The Shannon Entropy is not a good measure of structural randomness, for the simple reason that all uniform distributions maximize the Shannon Entropy. As a consequence, e.g., a sequence of alternating heads and tails $(H,T,H,T, \ldots )$ maximizes the Shannon Entropy, despite having an obvious structure. The Kolmogorov Complexity solves this, since the shortest program that generates an alternating sequence of heads and tails is obviously going to be much shorter than the length of the sequence, and therefore such a sequence is not Kolmogorov-Random, which requires the complexity to be the length of the sequence plus a constant.

However, Kolmogorov Randomness is too strong of a requirement, since there are sequences that are intuitively random, that are not Kolmogorov Random. Specifically, consider e.g., a Kolmogorov Random string $x$. Now partition that string into substrings $(x_1, \ldots, x_k)$. This collection of substrings must also be Kolmogorov Random, for assuming otherwise implies that we can compress $x$, which contradicts our assumption that $x$ is Kolmogorov Random. We can then interpret each $x_i$ as a binary number. Now construct a new binary string $y$, such that $y$ consists of $x_1$ 1’s, in a sequence, followed by a 0, then $x_2$ 1’s, in a sequence, followed by a 0, etc. That is, $y$ is constructed by treating each $x_i$ as the length of a sequence of 1’s, that is followed by a 0. We can therefore specify $y$ by specifying each $x_i$, which requires $A(y) = \sum_{i = 1}^k \log(x_i) + C$ bits. As a consequence, if $A(y) < |y|$, then simply specifying each sequence length will compress $y$. Nonetheless, sequence $y$ is intuitively random, because the indexes of the 0’s are given by a Kolmogorov Random string. However, if the numbers encoded by each $x_i$ are sufficiently large, then $A(y)$ could be significantly less than $|y|$, and as such, $y$ would not be Kolmogorov Random.

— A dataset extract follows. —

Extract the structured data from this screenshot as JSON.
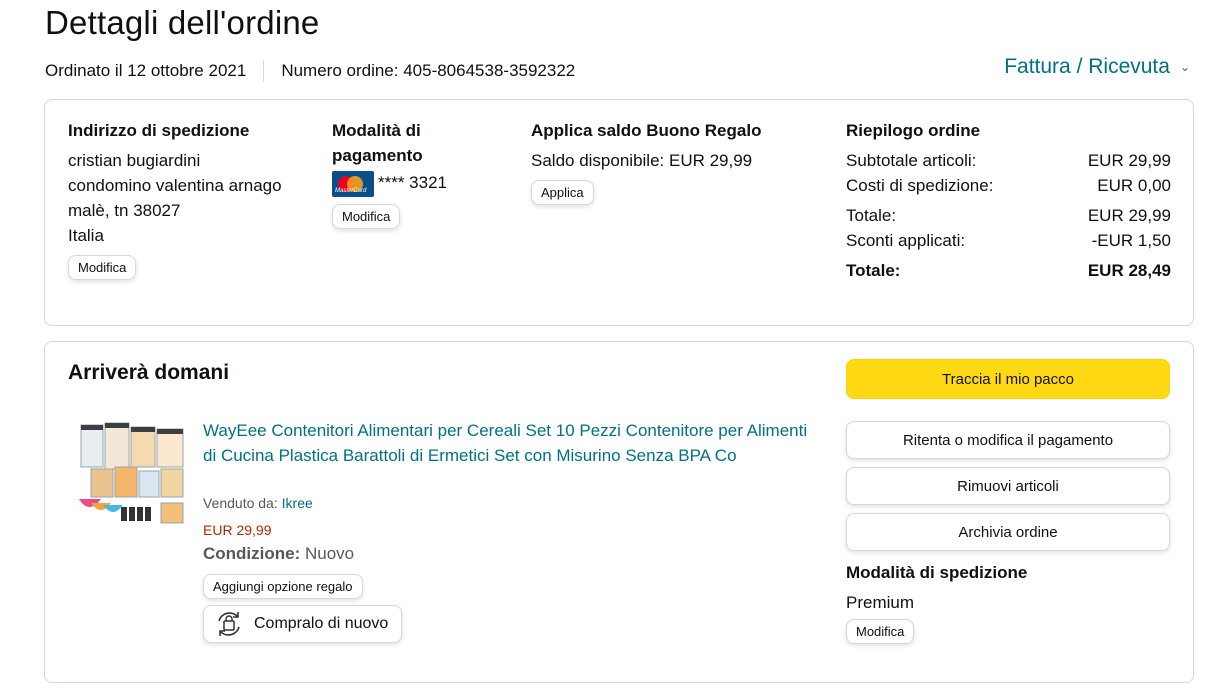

This suggests a simple and intuitive definition of a random string, where a string $y$ is random if $K(y) \geq A(y)$. That is, if the subsequences of a string cannot be compressed beyond identifying their lengths, then the string is random, even though it is not Kolmogorov Random. Note that it doesn’t matter whether we identify the 0’s or 1’s in a string, since we can simply take the complement of the string, which requires an initial program of constant length that does not depend upon the string, thereby increasing the Kolmogorov Complexity by at most another constant.

This is quite nice, because it’s simple, and it allows for sequences that have arbitrarily long periods of stability to still be treated as random. And as a consequence, if a sequence has an extremely low entropy, it could still be random in this view, if its subsequences cannot be compressed beyond identifying their lengths.